Pour la Famille – Ep 1

Football, Stories

 

Tony Vairelles

Pour Tony Vairelles, les deux choses les plus importantes dans sa vie sont la famille et le football. Dans cet ordre.

J’ai joué en équipe de France, oui. J’ai des origines Gitanes, oui. Si je suis le premier, je ne sais pas. Il y en a certainement eu avant.

Je n’ai jamais eu peur de mes origines, ce que je représentais ou de la vie que je menais. Je n’avais pas besoin d’être Gitan ou de vivre en caravane pour décider de vivre avec mes parents. Quand je suis parti de Nancy à Lens, j’ai pris mon petit frère avec moi. Je le considérais pratiquement comme mon fils car on a vingt ans d’écart. Quelque part c’est comme si je partais sans mes enfants. Mon petit frère dormait avec moi. Comme j’étais célibataire, je l’emmenais partout. A l’arbre de Noël du club, je lui ai payé le cadeau car il était offert aux enfants des joueurs et pas à leur petit frère (sourire). J’avais demandé au club s’il était possible de payer le cadeau et de le glisser sous le sapin avec tous les cadeaux. Mes deux derniers petits frères étaient comme mes fils. Je les emmenais partout et donc quand je suis parti à Lens c’était vraiment comme partir sans mes enfants.

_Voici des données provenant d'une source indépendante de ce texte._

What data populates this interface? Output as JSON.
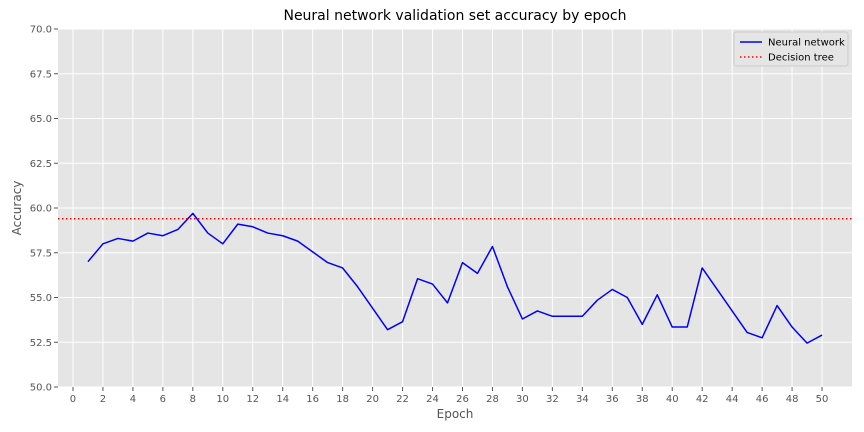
{
  "chart_data": {
    "type": "line",
    "title": "Neural network validation set accuracy by epoch",
    "xlabel": "Epoch",
    "ylabel": "Accuracy",
    "xlim": [
      -1,
      52
    ],
    "ylim": [
      50,
      70
    ],
    "xticks": [
      0,
      2,
      4,
      6,
      8,
      10,
      12,
      14,
      16,
      18,
      20,
      22,
      24,
      26,
      28,
      30,
      32,
      34,
      36,
      38,
      40,
      42,
      44,
      46,
      48,
      50
    ],
    "yticks": [
      50.0,
      52.5,
      55.0,
      57.5,
      60.0,
      62.5,
      65.0,
      67.5,
      70.0
    ],
    "ytick_labels": [
      "50.0",
      "52.5",
      "55.0",
      "57.5",
      "60.0",
      "62.5",
      "65.0",
      "67.5",
      "70.0"
    ],
    "grid": true,
    "legend_position": "top-right",
    "colors": {
      "plot_background": "#e5e5e5",
      "grid": "#ffffff",
      "neural": "#0000ff",
      "tree": "#ff0000"
    },
    "series": [
      {
        "name": "Neural network",
        "style": "solid",
        "color": "#0000ff",
        "x": [
          1,
          2,
          3,
          4,
          5,
          6,
          7,
          8,
          9,
          10,
          11,
          12,
          13,
          14,
          15,
          16,
          17,
          18,
          19,
          20,
          21,
          22,
          23,
          24,
          25,
          26,
          27,
          28,
          29,
          30,
          31,
          32,
          33,
          34,
          35,
          36,
          37,
          38,
          39,
          40,
          41,
          42,
          43,
          44,
          45,
          46,
          47,
          48,
          49,
          50
        ],
        "values": [
          57.0,
          58.0,
          58.3,
          58.15,
          58.6,
          58.45,
          58.8,
          59.7,
          58.6,
          58.0,
          59.1,
          58.95,
          58.6,
          58.45,
          58.15,
          57.55,
          56.95,
          56.65,
          55.6,
          54.4,
          53.2,
          53.65,
          56.05,
          55.75,
          54.7,
          56.95,
          56.35,
          57.85,
          55.6,
          53.8,
          54.25,
          53.95,
          53.95,
          53.95,
          54.85,
          55.45,
          55.0,
          53.5,
          55.15,
          53.35,
          53.35,
          56.65,
          55.45,
          54.25,
          53.05,
          52.75,
          54.55,
          53.35,
          52.45,
          52.9
        ]
      },
      {
        "name": "Decision tree",
        "style": "dotted",
        "color": "#ff0000",
        "constant": 59.4
      }
    ]
  }
}
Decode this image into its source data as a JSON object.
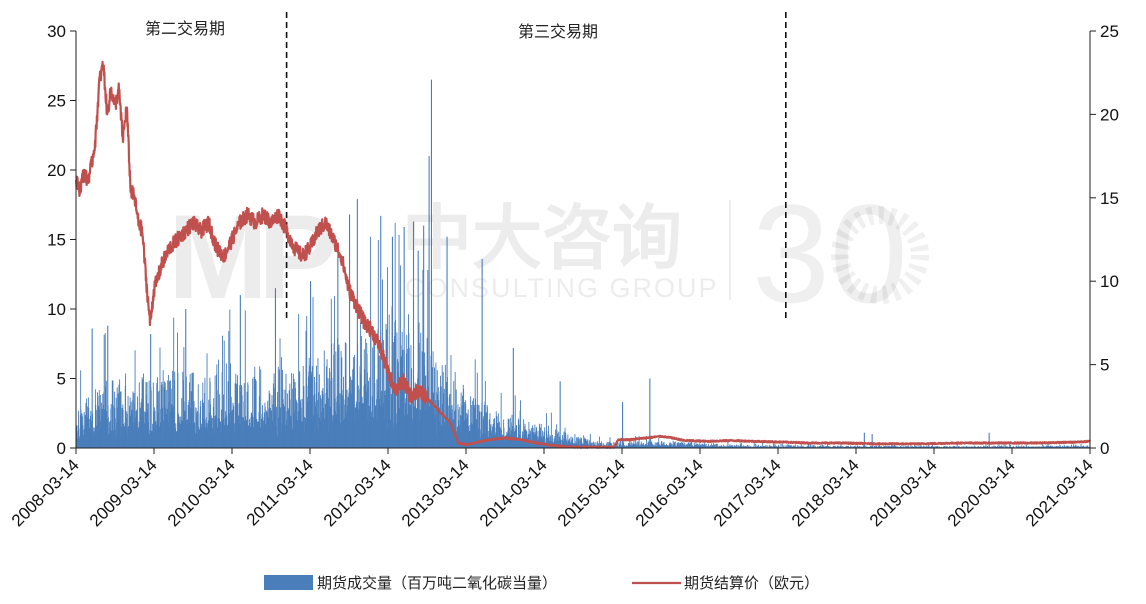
{
  "chart_data": {
    "type": "bar+line",
    "watermark": {
      "logo": "MP",
      "cn": "中大咨询",
      "en": "CONSULTING GROUP",
      "num": "30"
    },
    "x_axis": {
      "ticks": [
        "2008-03-14",
        "2009-03-14",
        "2010-03-14",
        "2011-03-14",
        "2012-03-14",
        "2013-03-14",
        "2014-03-14",
        "2015-03-14",
        "2016-03-14",
        "2017-03-14",
        "2018-03-14",
        "2019-03-14",
        "2020-03-14",
        "2021-03-14"
      ],
      "range": [
        2008.2,
        2021.2
      ]
    },
    "y_left": {
      "range": [
        0,
        30
      ],
      "ticks": [
        0,
        5,
        10,
        15,
        20,
        25,
        30
      ]
    },
    "y_right": {
      "range": [
        0,
        25
      ],
      "ticks": [
        0,
        5,
        10,
        15,
        20,
        25
      ]
    },
    "periods": [
      {
        "label": "第二交易期",
        "divider_at": null
      },
      {
        "label": "第三交易期",
        "divider_at": 2010.9
      }
    ],
    "extra_divider_at": 2017.3,
    "series": [
      {
        "name": "期货成交量（百万吨二氧化碳当量）",
        "type": "bar",
        "axis": "left",
        "color": "#4a7ebb",
        "envelope": [
          [
            2008.2,
            3.0
          ],
          [
            2008.6,
            4.2
          ],
          [
            2009.0,
            4.4
          ],
          [
            2009.5,
            4.7
          ],
          [
            2010.0,
            4.9
          ],
          [
            2010.5,
            5.1
          ],
          [
            2010.9,
            5.4
          ],
          [
            2011.3,
            5.8
          ],
          [
            2011.6,
            6.6
          ],
          [
            2011.9,
            7.6
          ],
          [
            2012.3,
            8.0
          ],
          [
            2012.6,
            7.4
          ],
          [
            2012.75,
            7.0
          ],
          [
            2012.9,
            5.2
          ],
          [
            2013.2,
            3.6
          ],
          [
            2013.5,
            2.6
          ],
          [
            2013.8,
            2.0
          ],
          [
            2014.2,
            1.4
          ],
          [
            2014.5,
            0.9
          ],
          [
            2014.8,
            0.5
          ],
          [
            2015.1,
            0.4
          ],
          [
            2015.5,
            0.45
          ],
          [
            2015.8,
            0.5
          ],
          [
            2016.1,
            0.35
          ],
          [
            2016.5,
            0.25
          ],
          [
            2017.0,
            0.2
          ],
          [
            2018.0,
            0.15
          ],
          [
            2019.0,
            0.15
          ],
          [
            2020.0,
            0.15
          ],
          [
            2021.2,
            0.15
          ]
        ],
        "spikes": [
          [
            2008.4,
            8.6
          ],
          [
            2008.6,
            8.8
          ],
          [
            2009.15,
            8.2
          ],
          [
            2009.6,
            10.0
          ],
          [
            2010.3,
            11.0
          ],
          [
            2010.75,
            11.5
          ],
          [
            2011.2,
            12.0
          ],
          [
            2011.55,
            14.0
          ],
          [
            2011.7,
            16.8
          ],
          [
            2011.8,
            17.9
          ],
          [
            2012.1,
            16.7
          ],
          [
            2012.25,
            15.2
          ],
          [
            2012.4,
            15.9
          ],
          [
            2012.52,
            16.3
          ],
          [
            2012.58,
            14.2
          ],
          [
            2012.65,
            16.0
          ],
          [
            2012.72,
            21.0
          ],
          [
            2012.75,
            26.5
          ],
          [
            2012.95,
            15.2
          ],
          [
            2013.4,
            13.6
          ],
          [
            2013.8,
            7.2
          ],
          [
            2014.4,
            4.8
          ],
          [
            2015.2,
            3.3
          ],
          [
            2015.55,
            5.0
          ],
          [
            2018.3,
            1.1
          ],
          [
            2018.4,
            1.0
          ],
          [
            2019.9,
            1.1
          ]
        ]
      },
      {
        "name": "期货结算价（欧元）",
        "type": "line",
        "axis": "right",
        "color": "#c0504d",
        "points": [
          [
            2008.2,
            16.0
          ],
          [
            2008.25,
            15.5
          ],
          [
            2008.3,
            16.5
          ],
          [
            2008.35,
            16.0
          ],
          [
            2008.4,
            17.0
          ],
          [
            2008.45,
            18.5
          ],
          [
            2008.5,
            22.0
          ],
          [
            2008.55,
            23.0
          ],
          [
            2008.6,
            20.0
          ],
          [
            2008.65,
            21.5
          ],
          [
            2008.7,
            20.5
          ],
          [
            2008.75,
            21.5
          ],
          [
            2008.8,
            18.5
          ],
          [
            2008.85,
            20.5
          ],
          [
            2008.9,
            15.5
          ],
          [
            2008.95,
            15.0
          ],
          [
            2009.0,
            13.5
          ],
          [
            2009.05,
            13.0
          ],
          [
            2009.1,
            10.0
          ],
          [
            2009.15,
            7.5
          ],
          [
            2009.2,
            9.5
          ],
          [
            2009.3,
            11.0
          ],
          [
            2009.4,
            12.0
          ],
          [
            2009.5,
            12.5
          ],
          [
            2009.6,
            13.0
          ],
          [
            2009.7,
            13.5
          ],
          [
            2009.8,
            13.0
          ],
          [
            2009.9,
            13.5
          ],
          [
            2010.0,
            12.0
          ],
          [
            2010.1,
            11.5
          ],
          [
            2010.2,
            12.5
          ],
          [
            2010.3,
            13.5
          ],
          [
            2010.4,
            14.0
          ],
          [
            2010.5,
            13.5
          ],
          [
            2010.6,
            14.0
          ],
          [
            2010.7,
            13.5
          ],
          [
            2010.8,
            14.0
          ],
          [
            2010.9,
            13.0
          ],
          [
            2011.0,
            12.0
          ],
          [
            2011.1,
            11.5
          ],
          [
            2011.2,
            12.0
          ],
          [
            2011.3,
            13.0
          ],
          [
            2011.4,
            13.5
          ],
          [
            2011.5,
            12.5
          ],
          [
            2011.6,
            11.5
          ],
          [
            2011.7,
            9.5
          ],
          [
            2011.8,
            8.5
          ],
          [
            2011.9,
            7.5
          ],
          [
            2012.0,
            7.0
          ],
          [
            2012.1,
            6.0
          ],
          [
            2012.2,
            4.5
          ],
          [
            2012.3,
            3.5
          ],
          [
            2012.4,
            4.0
          ],
          [
            2012.5,
            3.0
          ],
          [
            2012.6,
            3.5
          ],
          [
            2012.7,
            3.0
          ],
          [
            2012.8,
            2.5
          ],
          [
            2012.9,
            2.0
          ],
          [
            2013.0,
            1.5
          ],
          [
            2013.1,
            0.3
          ],
          [
            2013.2,
            0.2
          ],
          [
            2013.3,
            0.3
          ],
          [
            2013.5,
            0.5
          ],
          [
            2013.7,
            0.6
          ],
          [
            2013.9,
            0.5
          ],
          [
            2014.1,
            0.3
          ],
          [
            2014.4,
            0.1
          ],
          [
            2014.7,
            0.05
          ],
          [
            2015.0,
            0.05
          ],
          [
            2015.1,
            0.05
          ],
          [
            2015.15,
            0.5
          ],
          [
            2015.3,
            0.5
          ],
          [
            2015.5,
            0.6
          ],
          [
            2015.7,
            0.7
          ],
          [
            2015.85,
            0.6
          ],
          [
            2016.0,
            0.45
          ],
          [
            2016.3,
            0.4
          ],
          [
            2016.6,
            0.45
          ],
          [
            2016.9,
            0.4
          ],
          [
            2017.3,
            0.35
          ],
          [
            2017.6,
            0.3
          ],
          [
            2018.0,
            0.3
          ],
          [
            2018.5,
            0.25
          ],
          [
            2019.0,
            0.25
          ],
          [
            2019.5,
            0.3
          ],
          [
            2020.0,
            0.3
          ],
          [
            2020.5,
            0.3
          ],
          [
            2021.0,
            0.35
          ],
          [
            2021.2,
            0.4
          ]
        ]
      }
    ]
  }
}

Crédit Photo / Archives personnelles de Tony Vairelles

Mon père avait un boulot qui commençait à ne plus trop lui plaire. Je lui ai donc demandé s’il voulait partir. Les choses se sont faites d’un commun accord. Ils étaient bien contents de me suivre et moi aussi. Comme je n’avais pas de femme à l’époque ce qui rendait la chose plus simple aussi. C’est sans doute cela qui a fait qu’on a dit : « à bah oui, il est Gitan ».

Le “Clan”, je n’aime pas trop ce mot : clan. Souvent il est mal utilisé. On est unis, on est solidaires. Oui. Après cela ne veut pas dire que le clan est fermé.

Quand on s’est engagé dans le club de Gueugnon1, au moment de sa relégation en National, mon père a repris la présidence car le président de l’époque avait démissionné. Mes petits frères sont venus. Mon cousin était déjà là. Il avait signé avant même la reprise. L’entraîneur de l’équipe l’avait même nommé capitaine avant que je le devienne. Il ne devrait pas y avoir d’ambiguïté concernant mon cousin puisqu’il a été recruté avant la reprise du club.

Pour l’anecdote, si je l’avais recruté, il n’aurait pas touché le salaire qu’il a eu (rires). Déjà d’une, il ne m’aurait pas demandé ça et de deux, je ne lui aurais pas donné (rires).

Après c’était un des meilleurs joueurs qu’on avait cette année-là. Il n’y avait pas de discussion sur le terrain. Il était déjà largement au-dessus en L2. Et il prouvait sur le terrain tous les jours qu’il était largement au-dessus. Deux petits frères, c’est vrai que je les ai emmenés. Mais au rapport qualité –prix, on était bien. Mes deux frères et moi gagnions, à nous trois, un peu plus que la moitié du salaire de mon cousin ou de l’attaquant qui jouait devant avec moi. Et franchement, j’aurais pu me donner un salaire un peu plus conséquent si je l’avais voulu.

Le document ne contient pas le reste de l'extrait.